25/04/2026, 08:29:57 Exmo. Senhor Leonel
Há coisas que custam mais quando vêm de quem devia saber melhor. E este é um desses casos. O Senhor Leonel sabe o que é vir de baixo — ou pelo menos diz-se que sabe. Sabe o que é contar cada euro, adiar decisões básicas, viver com a constante incerteza de não saber se no mês seguinte ainda há casa. E mesmo assim, aqui estamos: rendas a subir, casas inacessíveis, e respostas que não chegam. Não é falta de aviso. Não é falta de sinais. É falta de ação eficaz. Enquanto se fala em medidas, planos e estratégias, há pessoas a sair da região, a voltar para casas de familiares, a desistir de ter independência. Há trabalhadores que simplesmente já não conseguem viver onde trabalham. E, no entanto, quem decide parece confortável com este ritmo — lento, distante, insuficiente. E isso é o que mais revolta: não é ignorância. É escolha. Escolha de avançar devagar quando a urgência é evidente. Escolha de manter políticas que não acompanham a realidade. Escolha de falar de habitação como se fosse um tema técnico, quando na verdade é uma questão básica de dignidade. O mais difícil de aceitar não é que o problema exista — é ver que alguém que conhece essa realidade age como se já não lhe dissesse respeito. Porque quem vem de baixo não devia precisar que lhe expliquem o que está a acontecer. Devia reconhecer imediatamente. Devia agir mais rápido. Devia fazer melhor. Se não o faz, então há uma pergunta inevitável: deixou de compreender… ou deixou de se importar?

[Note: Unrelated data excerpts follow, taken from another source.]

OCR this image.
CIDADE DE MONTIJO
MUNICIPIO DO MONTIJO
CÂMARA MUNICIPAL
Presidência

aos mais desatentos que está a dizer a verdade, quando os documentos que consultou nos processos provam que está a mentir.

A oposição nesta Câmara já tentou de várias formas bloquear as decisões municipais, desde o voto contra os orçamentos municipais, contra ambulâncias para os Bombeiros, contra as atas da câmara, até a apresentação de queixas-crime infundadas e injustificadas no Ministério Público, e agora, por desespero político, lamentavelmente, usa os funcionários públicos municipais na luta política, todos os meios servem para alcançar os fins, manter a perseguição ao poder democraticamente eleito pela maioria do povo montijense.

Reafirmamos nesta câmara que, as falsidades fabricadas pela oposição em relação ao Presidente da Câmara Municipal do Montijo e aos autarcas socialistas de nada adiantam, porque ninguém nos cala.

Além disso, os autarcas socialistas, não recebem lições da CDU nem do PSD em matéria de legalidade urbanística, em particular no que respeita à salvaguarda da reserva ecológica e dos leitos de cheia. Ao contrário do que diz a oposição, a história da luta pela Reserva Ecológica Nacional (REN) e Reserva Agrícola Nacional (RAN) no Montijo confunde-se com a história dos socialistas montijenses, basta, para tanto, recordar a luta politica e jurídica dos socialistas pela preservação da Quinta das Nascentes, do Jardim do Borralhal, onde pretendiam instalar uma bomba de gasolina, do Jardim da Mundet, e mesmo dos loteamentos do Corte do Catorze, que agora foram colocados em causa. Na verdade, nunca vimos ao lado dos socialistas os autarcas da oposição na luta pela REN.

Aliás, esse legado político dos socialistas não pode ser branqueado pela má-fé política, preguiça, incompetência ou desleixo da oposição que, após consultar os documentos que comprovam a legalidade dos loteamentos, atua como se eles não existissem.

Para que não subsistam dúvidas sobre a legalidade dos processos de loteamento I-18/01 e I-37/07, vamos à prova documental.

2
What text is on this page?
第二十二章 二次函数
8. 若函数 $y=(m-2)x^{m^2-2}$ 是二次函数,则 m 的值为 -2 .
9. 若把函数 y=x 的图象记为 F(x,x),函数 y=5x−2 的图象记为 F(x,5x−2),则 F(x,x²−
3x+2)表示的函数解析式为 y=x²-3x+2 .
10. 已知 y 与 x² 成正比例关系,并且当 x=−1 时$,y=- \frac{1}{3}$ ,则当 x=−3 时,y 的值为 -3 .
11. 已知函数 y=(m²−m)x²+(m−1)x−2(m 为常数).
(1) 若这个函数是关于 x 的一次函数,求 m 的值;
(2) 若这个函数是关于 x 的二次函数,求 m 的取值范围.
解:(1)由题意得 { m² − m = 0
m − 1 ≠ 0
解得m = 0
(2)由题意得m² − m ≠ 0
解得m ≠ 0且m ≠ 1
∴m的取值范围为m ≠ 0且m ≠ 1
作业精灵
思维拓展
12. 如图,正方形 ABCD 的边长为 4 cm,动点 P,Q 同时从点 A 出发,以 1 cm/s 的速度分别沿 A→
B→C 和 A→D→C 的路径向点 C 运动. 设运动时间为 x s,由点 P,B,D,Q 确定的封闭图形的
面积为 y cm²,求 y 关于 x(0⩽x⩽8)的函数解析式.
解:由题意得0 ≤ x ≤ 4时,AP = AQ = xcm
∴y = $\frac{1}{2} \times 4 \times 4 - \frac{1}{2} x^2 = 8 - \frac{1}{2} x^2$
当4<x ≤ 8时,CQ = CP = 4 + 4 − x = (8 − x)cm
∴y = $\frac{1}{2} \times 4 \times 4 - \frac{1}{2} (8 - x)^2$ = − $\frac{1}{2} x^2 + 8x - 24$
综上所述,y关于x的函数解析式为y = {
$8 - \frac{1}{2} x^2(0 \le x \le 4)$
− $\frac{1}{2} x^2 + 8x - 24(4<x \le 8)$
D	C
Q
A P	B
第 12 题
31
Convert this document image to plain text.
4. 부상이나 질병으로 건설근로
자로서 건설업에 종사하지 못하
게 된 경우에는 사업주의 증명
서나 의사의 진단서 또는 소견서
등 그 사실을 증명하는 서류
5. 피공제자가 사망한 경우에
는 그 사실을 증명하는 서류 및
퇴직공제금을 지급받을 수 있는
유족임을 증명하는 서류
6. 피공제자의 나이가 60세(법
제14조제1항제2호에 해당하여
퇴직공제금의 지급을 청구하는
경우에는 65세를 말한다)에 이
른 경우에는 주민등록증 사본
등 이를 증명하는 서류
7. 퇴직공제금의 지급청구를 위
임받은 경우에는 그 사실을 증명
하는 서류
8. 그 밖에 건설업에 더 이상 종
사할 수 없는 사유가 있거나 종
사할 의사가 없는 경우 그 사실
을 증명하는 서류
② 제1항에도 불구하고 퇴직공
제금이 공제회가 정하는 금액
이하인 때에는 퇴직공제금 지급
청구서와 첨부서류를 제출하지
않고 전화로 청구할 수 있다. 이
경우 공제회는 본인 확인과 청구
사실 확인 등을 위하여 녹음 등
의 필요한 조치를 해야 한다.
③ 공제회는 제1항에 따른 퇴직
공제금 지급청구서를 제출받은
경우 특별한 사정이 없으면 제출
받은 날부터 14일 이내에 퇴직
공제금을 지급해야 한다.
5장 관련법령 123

25/04/2026, 12:45:23 Lapas
Esta semana os dois matutinos da Madeira fizeram capa com destaque para anunciar a data da retoma da apanha da lapa. Na segunda um anuncia uma data (maio!) no sábado outro anuncia outra data (junho!) Em que ficamos? Sendo um recurso que continua a ser de todos e apesar do preço que atingiu ser um aliciante a comercialização, muitos madeirenses têm por hábito apanhar umas lapinhas para comer em casa. Era por por demais evidente que fosse convocada uma conferência de imprensa pelo governante máximo que tutela o setor para anunciar a data do início e explicar as novas regras. Já agora poderia fazer-se acompanhar pelos apanhadores profissionais (que têm estado em casa a receber subsídio) e que foram os principais causadores desta situação a que chegamos, para que publicamente assumam o compromisso de respeitar a lei nomeadamente o tamanho e a quantidade. Temos de atuar em conjunto para que a situação não se volte a repetir. É triste ficar privado de comer umas lapinhas frescas por tanto tempo.
25/04/2026, 14:09:15 O cozinheiro "afunda-navios"
Albuquerque, desce à Terra, zela pela qualidade do mar em vez de apostar em afundar navios. Vai adicionar mais etapas de tratamento das águas residuais nas ETARs em vez de ficares vergonhosamente na Primária. Só trabalhas para o show off! Agora um ferro velho à volta da ilha? Sem qualquer história para contar e ter um pingo de veracidade? A Madeira lixeira da armada? Desaparecer com navios é um desígnio do PSD, sejam ferries da concorrência como chaços da armada.